Sharp Objects is a mystery/thriller told from the perspective of a narrator that is not unreliable so much as untethered. This is a dark and at times brutal book that offers little light and hope and puts the reader in the shoes of a character who starts off broken and proceeds to shatter as the story progresses.
Working as a reporter in Chicago, 30 year old Camille Preaker is called in to her editor’s office one day and briefed on a missing child case in her home town of Wind Gap, Missouri. Six months earlier another girl had gone missing only to have turned up dead. Her editor thinks it could be the work of a serial killer and wants to break the story first. So against her better judgement Camille returns to the home – and family – she fled years before. When the missing girl is found dead, suffering injuries same as the girl murdered 6 months before, the town is thrown in to a panic and Camille begins to suspect she knows the killer. This realization forces Camille, already fragile and raw after a recent stay in a psychiatric hospital, to confront the mother she can never please, the half sister she never knew, and the roots of her dark inclinations toward self destruction.
The set up for Sharp Objects isn’t unique. The mystery/thriller genre is full of cops, reporters, shrinks, etc., that work to solve that one case which conveniently ties in to their own back ground. By the half way point most readers are going to be convinced they know not only who did it but why. Rather than relief the book becomes unbearably tense as you wait for Camille to realize what is going on even while hoping you are wrong. Camille is a well realized protagonist because even as she makes incredibly poor decisions and edges closer to the edge the reader can still understand why she is so unstable. There are points in Sharp Objects where you want to slap Camille but she always remains sympathetic.
Even with a last act twist the story remains grounded in the plausible which makes the events all the more gruesome. Sharp Objects is much closer to horror than thriller as the events and motive are truly gruesome and hard to fathom. While not a graphically violent book, the psychological trauma inflicted is truly horrific and gives the novel a tone of helplessness that perfectly fits with Camille’s spiraling breakdown.

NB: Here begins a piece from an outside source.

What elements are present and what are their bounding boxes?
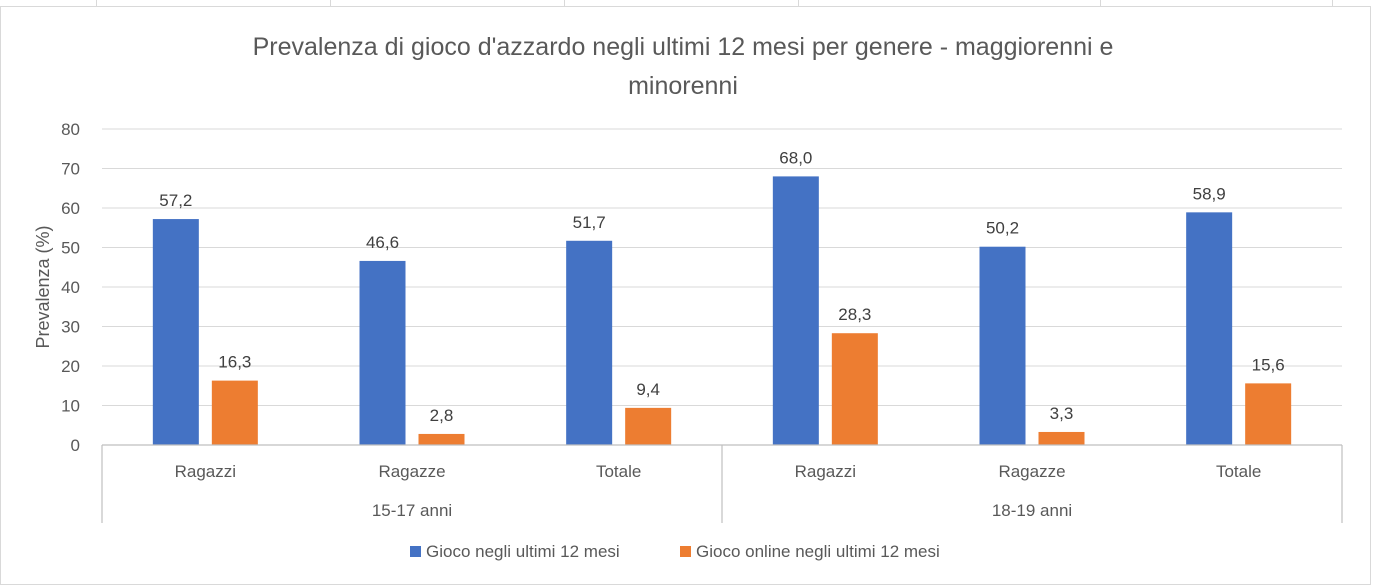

Gillian Flynn’s writing is precise and direct. She has an uncanny knack for capturing the emotion and essence of a scene without going overboard with descriptive phrases. More than anything else, Flynn puts the reader in Camille’s head space forcing you to accompany her on the journey whether you want to continue or not. My paperback copy includes a quote from the Chicago Tribune: “Keeps you reading with the force of a pure but nasty addiction.” That sums it up perfectly. As much as you may want to close the book you are compelled to keep reading until the conclusion even as your stomach is churning. For those willing to take the journey Sharp Objects is a compelling and gripping story that takes the familiar and turns it in to something altogether darker.
While technically a mystery, Sharp Objects is not an airport read. Fans of dark fiction with mature subject matter should absolutely not pass it up.
I thought this was delightfully dark and twisted, so well written. That final chapter rug pull was especially brilliant. I just finished GONE GIRL, which I couldn’t get to fast enough after reading this a week or so ago.
Agreed. I wasn’t that surprised by the final reveal, it just made the whole thing even more screwed up. The dispassionate way that Camille narrates that section was really creepy, it was like from that point forward she was completely broken.
I’m really looking forward to Gone Girl and Dark Places now. I was surprised how much I liked Sharp Objects!
Great review! I’ve read all three of her books, and while I’ve enjoyed them all, this one is my favorite. Maybe because it was first? I know I’m probably in the minority on that one, though.
Just finished this also. Great review.